Gli adolescenti non si piacciono. Ci è passata anche la conduttrice e attrice Stefania Orlando. Si racconta nell’intervista pubblicata sul cartaceo di Mamme Magazine di sabato 17 gennaio 2026
di Angelica Amodei

«Sì, da ragazza non avevo un buon rapporto con il mio corpo. Non mi piacevo guardandomi allo specchio. Mi vedevo troppo alta e molto magra. Tra l’altro sono diventata signorina tra i 15 e i 16 anni, un po’ tardi rispetto alle mie coetanee. Loro già a 13 – 14 anni erano formate, erano sicuramente più armoniose di me. Mi vedevo un po’ ‘stampellona’, con la carnagione molto chiara, capelli molto lisci. Mi vedevo diversa dalle mie amiche, non mi piacevo».
Perché, a suo avviso, le ragazze ancora oggi fanno fatica ad accettarsi?
«Oggi le ragazze non riescono a percepirsi nel modo giusto perché sono bombardate da immagini che vediamo sui social. Viviamo un momento storico in cui praticamente vediamo solo ritratti di ragazze perfette, magari con l’aiuto di filtri vari. Molte giovani si guardano allo specchio e non si sentono mai abbastanza».
Nel suo caso, quanto questa difficoltà nel piacersi ha influito anche sul rapporto con i ragazzi?
«Lo ammetto, da ragazza non avendo un buon rapporto con il mio corpo, avevo difficoltà con i ragazzi. Non ero a mio agio, tendevo a nascondermi. I primi amori, infatti, li ho vissuti più grandicella. La mia eccessiva magrezza mi faceva sentire diversa dalle altre, non mi sentivo attraente. Poi, effettivamente, molti mi dicevano: ‘Sei troppo magra’. Automaticamente, non riuscivo a sentirmi abbastanza seducente con i ragazzi con cui interagivo. Ero chiusa, timida, un po’ impacciata, non davo molta confidenza».
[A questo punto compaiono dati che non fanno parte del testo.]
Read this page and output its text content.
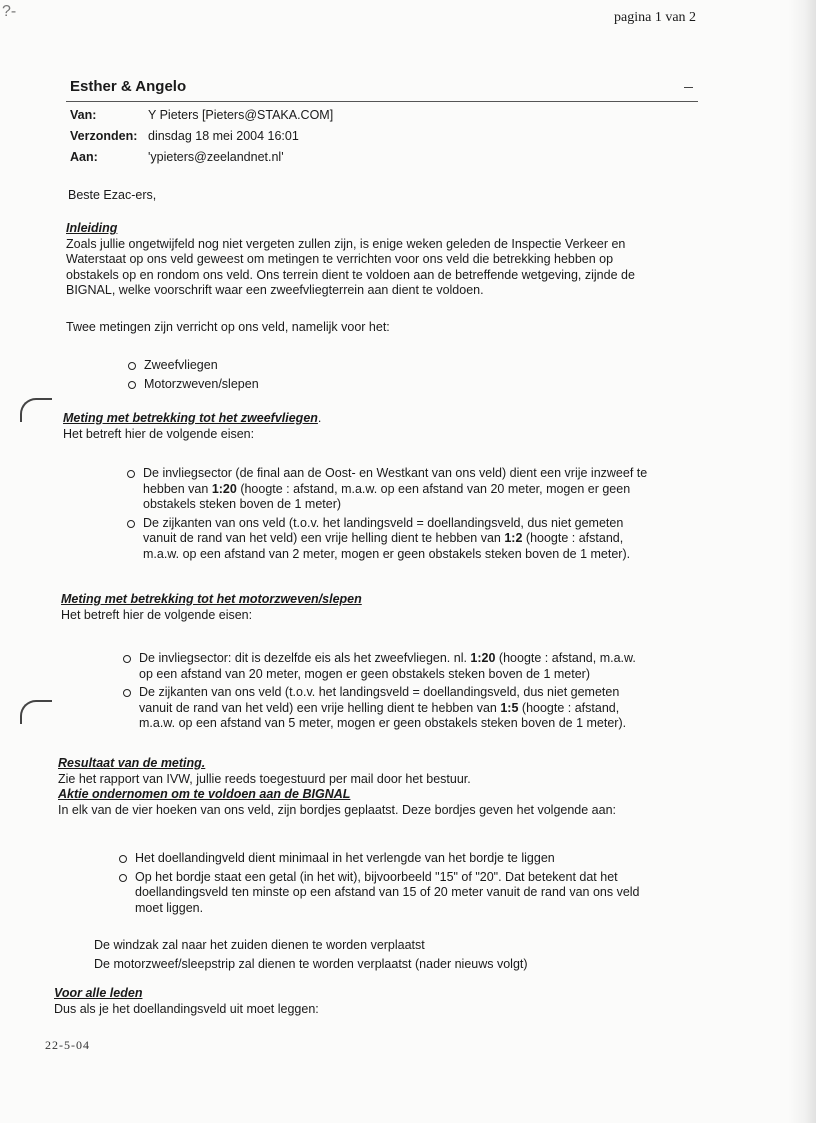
?-	pagina 1 van 2
Esther & Angelo
Van:	Y Pieters [Pieters@STAKA.COM]
Verzonden: dinsdag 18 mei 2004 16:01
Aan:	'ypieters@zeelandnet.nl'
Beste Ezac-ers,
Inleiding
Zoals jullie ongetwijfeld nog niet vergeten zullen zijn, is enige weken geleden de Inspectie Verkeer en
Waterstaat op ons veld geweest om metingen te verrichten voor ons veld die betrekking hebben op
obstakels op en rondom ons veld. Ons terrein dient te voldoen aan de betreffende wetgeving, zijnde de
BIGNAL, welke voorschrift waar een zweefvliegterrein aan dient te voldoen.
Twee metingen zijn verricht op ons veld, namelijk voor het:
Zweefvliegen
Motorzweven/slepen
Meting met betrekking tot het zweefvliegen.
Het betreft hier de volgende eisen:
De invliegsector (de final aan de Oost- en Westkant van ons veld) dient een vrije inzweef te
hebben van 1:20 (hoogte : afstand, m.a.w. op een afstand van 20 meter, mogen er geen
obstakels steken boven de 1 meter)
De zijkanten van ons veld (t.o.v. het landingsveld = doellandingsveld, dus niet gemeten
vanuit de rand van het veld) een vrije helling dient te hebben van 1:2 (hoogte : afstand,
m.a.w. op een afstand van 2 meter, mogen er geen obstakels steken boven de 1 meter).
Meting met betrekking tot het motorzweven/slepen
Het betreft hier de volgende eisen:
De invliegsector: dit is dezelfde eis als het zweefvliegen. nl. 1:20 (hoogte : afstand, m.a.w.
op een afstand van 20 meter, mogen er geen obstakels steken boven de 1 meter)
De zijkanten van ons veld (t.o.v. het landingsveld = doellandingsveld, dus niet gemeten
vanuit de rand van het veld) een vrije helling dient te hebben van 1:5 (hoogte : afstand,
m.a.w. op een afstand van 5 meter, mogen er geen obstakels steken boven de 1 meter).
Resultaat van de meting.
Zie het rapport van IVW, jullie reeds toegestuurd per mail door het bestuur.
Aktie ondernomen om te voldoen aan de BIGNAL
In elk van de vier hoeken van ons veld, zijn bordjes geplaatst. Deze bordjes geven het volgende aan:
Het doellandingveld dient minimaal in het verlengde van het bordje te liggen
Op het bordje staat een getal (in het wit), bijvoorbeeld "15" of "20". Dat betekent dat het
doellandingsveld ten minste op een afstand van 15 of 20 meter vanuit de rand van ons veld
moet liggen.
De windzak zal naar het zuiden dienen te worden verplaatst
De motorzweef/sleepstrip zal dienen te worden verplaatst (nader nieuws volgt)
Voor alle leden
Dus als je het doellandingsveld uit moet leggen:
22-5-04
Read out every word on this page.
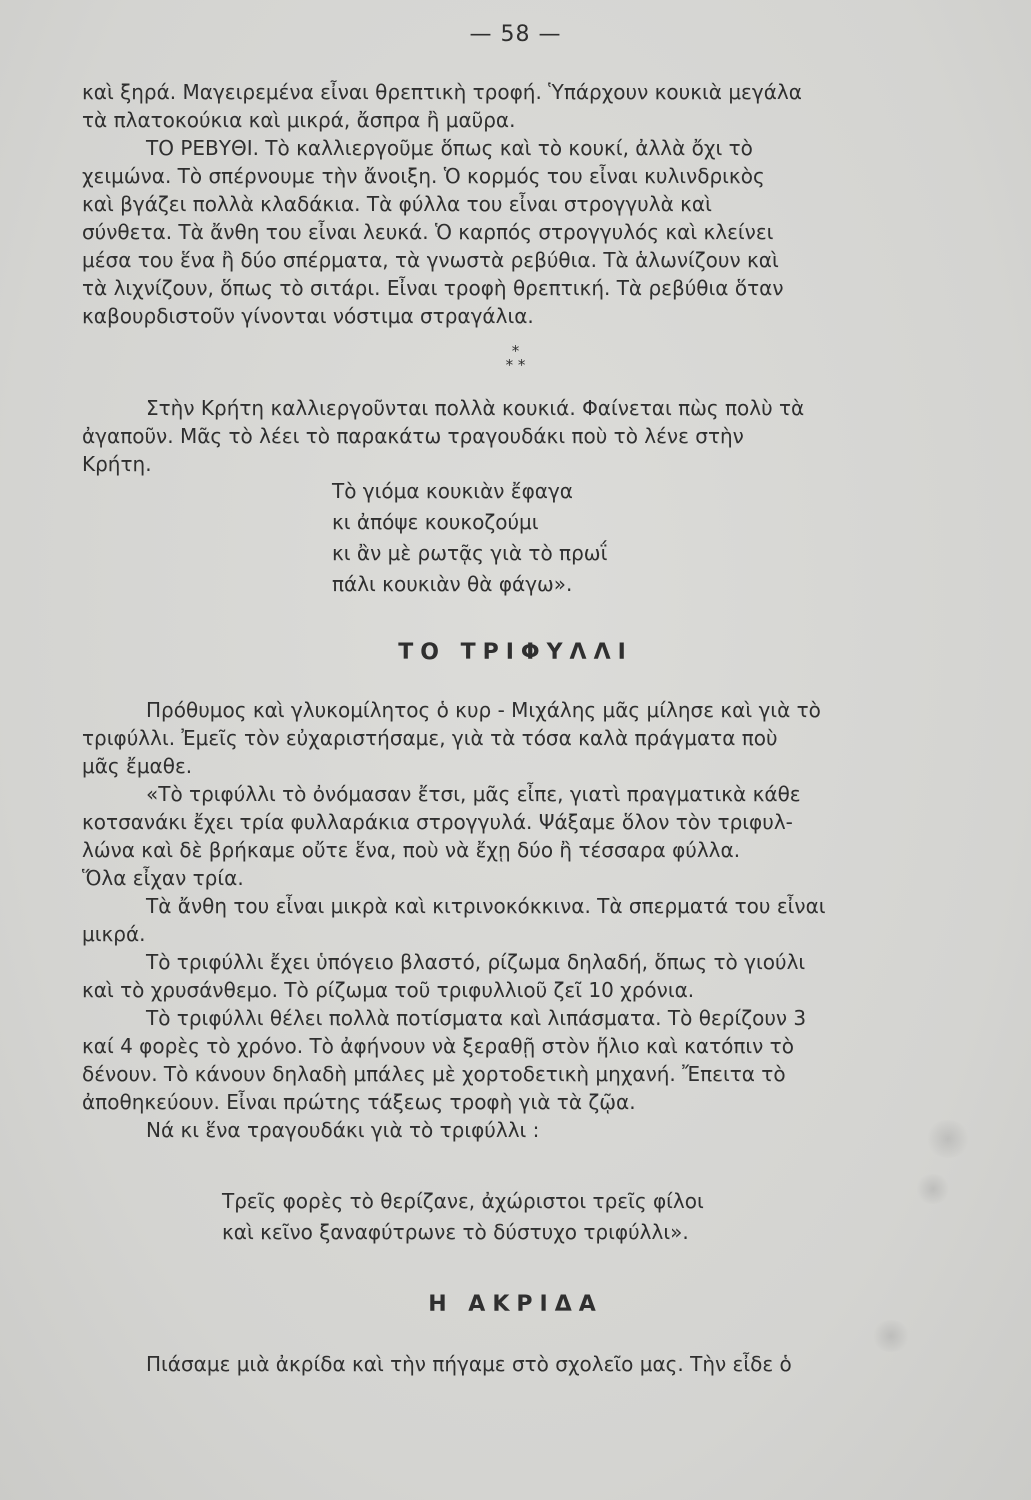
— 58 —

καὶ ξηρά. Μαγειρεμένα εἶναι θρεπτικὴ τροφή. Ὑπάρχουν κουκιὰ μεγάλα

τὰ πλατοκούκια καὶ μικρά, ἄσπρα ἢ μαῦρα.

ΤΟ ΡΕΒΥΘΙ. Τὸ καλλιεργοῦμε ὅπως καὶ τὸ κουκί, ἀλλὰ ὄχι τὸ

χειμώνα. Τὸ σπέρνουμε τὴν ἄνοιξη. Ὁ κορμός του εἶναι κυλινδρικὸς

καὶ βγάζει πολλὰ κλαδάκια. Τὰ φύλλα του εἶναι στρογγυλὰ καὶ

σύνθετα. Τὰ ἄνθη του εἶναι λευκά. Ὁ καρπός στρογγυλός καὶ κλείνει

μέσα του ἕνα ἢ δύο σπέρματα, τὰ γνωστὰ ρεβύθια. Τὰ ἁλωνίζουν καὶ

τὰ λιχνίζουν, ὅπως τὸ σιτάρι. Εἶναι τροφὴ θρεπτική. Τὰ ρεβύθια ὅταν

καβουρδιστοῦν γίνονται νόστιμα στραγάλια.

*
* *

Στὴν Κρήτη καλλιεργοῦνται πολλὰ κουκιά. Φαίνεται πὼς πολὺ τὰ

ἀγαποῦν. Μᾶς τὸ λέει τὸ παρακάτω τραγουδάκι ποὺ τὸ λένε στὴν

Κρήτη.

Τὸ γιόμα κουκιὰν ἔφαγα
κι ἀπόψε κουκοζούμι
κι ἂν μὲ ρωτᾷς γιὰ τὸ πρωΐ
πάλι κουκιὰν θὰ φάγω».
ΤΟ ΤΡΙΦΥΛΛΙ

Πρόθυμος καὶ γλυκομίλητος ὁ κυρ - Μιχάλης μᾶς μίλησε καὶ γιὰ τὸ

τριφύλλι. Ἐμεῖς τὸν εὐχαριστήσαμε, γιὰ τὰ τόσα καλὰ πράγματα ποὺ

μᾶς ἔμαθε.

«Τὸ τριφύλλι τὸ ὀνόμασαν ἔτσι, μᾶς εἶπε, γιατὶ πραγματικὰ κάθε

κοτσανάκι ἔχει τρία φυλλαράκια στρογγυλά. Ψάξαμε ὅλον τὸν τριφυλ-

λώνα καὶ δὲ βρήκαμε οὔτε ἕνα, ποὺ νὰ ἔχῃ δύο ἢ τέσσαρα φύλλα.

Ὅλα εἶχαν τρία.

Τὰ ἄνθη του εἶναι μικρὰ καὶ κιτρινοκόκκινα. Τὰ σπερματά του εἶναι

μικρά.

Τὸ τριφύλλι ἔχει ὑπόγειο βλαστό, ρίζωμα δηλαδή, ὅπως τὸ γιούλι

καὶ τὸ χρυσάνθεμο. Τὸ ρίζωμα τοῦ τριφυλλιοῦ ζεῖ 10 χρόνια.

Τὸ τριφύλλι θέλει πολλὰ ποτίσματα καὶ λιπάσματα. Τὸ θερίζουν 3

καί 4 φορὲς τὸ χρόνο. Τὸ ἀφήνουν νὰ ξεραθῇ στὸν ἥλιο καὶ κατόπιν τὸ

δένουν. Τὸ κάνουν δηλαδὴ μπάλες μὲ χορτοδετικὴ μηχανή. Ἔπειτα τὸ

ἀποθηκεύουν. Εἶναι πρώτης τάξεως τροφὴ γιὰ τὰ ζῷα.

Νά κι ἕνα τραγουδάκι γιὰ τὸ τριφύλλι :

Τρεῖς φορὲς τὸ θερίζανε, ἀχώριστοι τρεῖς φίλοι
καὶ κεῖνο ξαναφύτρωνε τὸ δύστυχο τριφύλλι».
Η ΑΚΡΙΔΑ

Πιάσαμε μιὰ ἀκρίδα καὶ τὴν πήγαμε στὸ σχολεῖο μας. Τὴν εἶδε ὁ
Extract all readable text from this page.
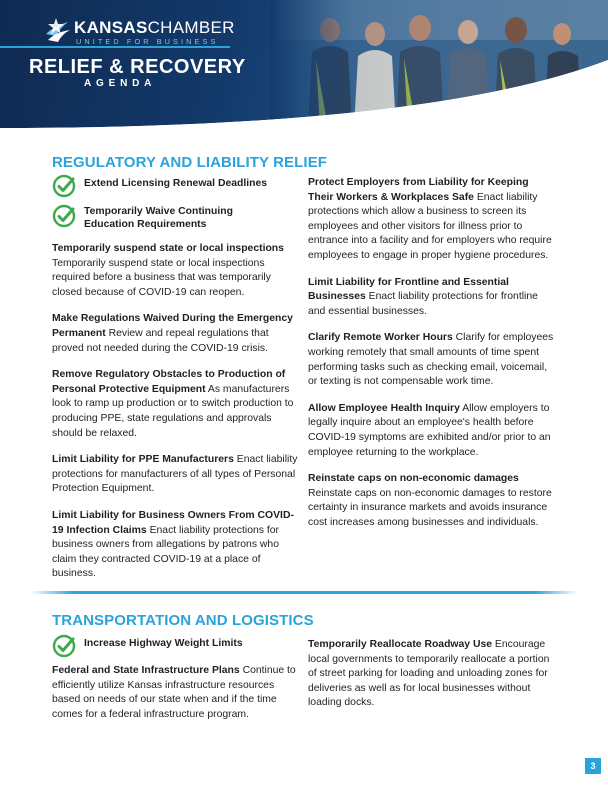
KANSASCHAMBER
UNITED FOR BUSINESS
RELIEF & RECOVERY
AGENDA
REGULATORY AND LIABILITY RELIEF
Extend Licensing Renewal Deadlines
Temporarily Waive Continuing Education Requirements

Temporarily suspend state or local inspections Temporarily suspend state or local inspections required before a business that was temporarily closed because of COVID-19 can reopen.

Make Regulations Waived During the Emergency Permanent Review and repeal regulations that proved not needed during the COVID-19 crisis.

Remove Regulatory Obstacles to Production of Personal Protective Equipment As manufacturers look to ramp up production or to switch production to producing PPE, state regulations and approvals should be relaxed.

Limit Liability for PPE Manufacturers Enact liability protections for manufacturers of all types of Personal Protection Equipment.

Limit Liability for Business Owners From COVID-19 Infection Claims Enact liability protections for business owners from allegations by patrons who claim they contracted COVID-19 at a place of business.

Protect Employers from Liability for Keeping Their Workers & Workplaces Safe Enact liability protections which allow a business to screen its employees and other visitors for illness prior to entrance into a facility and for employers who require employees to engage in proper hygiene procedures.

Limit Liability for Frontline and Essential Businesses Enact liability protections for frontline and essential businesses.

Clarify Remote Worker Hours Clarify for employees working remotely that small amounts of time spent performing tasks such as checking email, voicemail, or texting is not compensable work time.

Allow Employee Health Inquiry Allow employers to legally inquire about an employee's health before COVID-19 symptoms are exhibited and/or prior to an employee returning to the workplace.

Reinstate caps on non-economic damages Reinstate caps on non-economic damages to restore certainty in insurance markets and avoids insurance cost increases among businesses and individuals.

TRANSPORTATION AND LOGISTICS
Increase Highway Weight Limits

Federal and State Infrastructure Plans Continue to efficiently utilize Kansas infrastructure resources based on needs of our state when and if the time comes for a federal infrastructure program.

Temporarily Reallocate Roadway Use Encourage local governments to temporarily reallocate a portion of street parking for loading and unloading zones for deliveries as well as for local businesses without loading docks.

3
C’è stato qualcuno che l’ha aiutata a cambiare sguardo su te stessa?
«Sì, è stato mio padre. Per aiutarmi a farmi capire che il mio peso non era un vero problema, mi iscrisse a una scuola di portamento e per modelle. Lì erano tutte alte e piuttosto magre. A differenza mia si vedevano bene allo specchio. Le nostre insegnanti erano top model, anche loro filiformi, magre e slanciate. Così, piano piano, ho iniziato ad apprezzarmi di più. Il percorso è stato lungo, non è stato un cambiamento immediato, ma con il tempo ho imparato a piacermi di più, ad acquistare più sicurezza in me stessa. Poi, il lavoro nel mondo dello spettacolo ha rappresentato una vera terapia, anche per vincere la timidezza».
Se dovesse dare un consiglio?
«Io posso dire che dobbiamo cercare di tirare fuori la nostra personalità che è importantissima… e poi soprattutto non dobbiamo essere scelte da altri. Siamo prima di tutto noi a doverci scegliere. Quando lo facciamo, allora abbiamo vinto».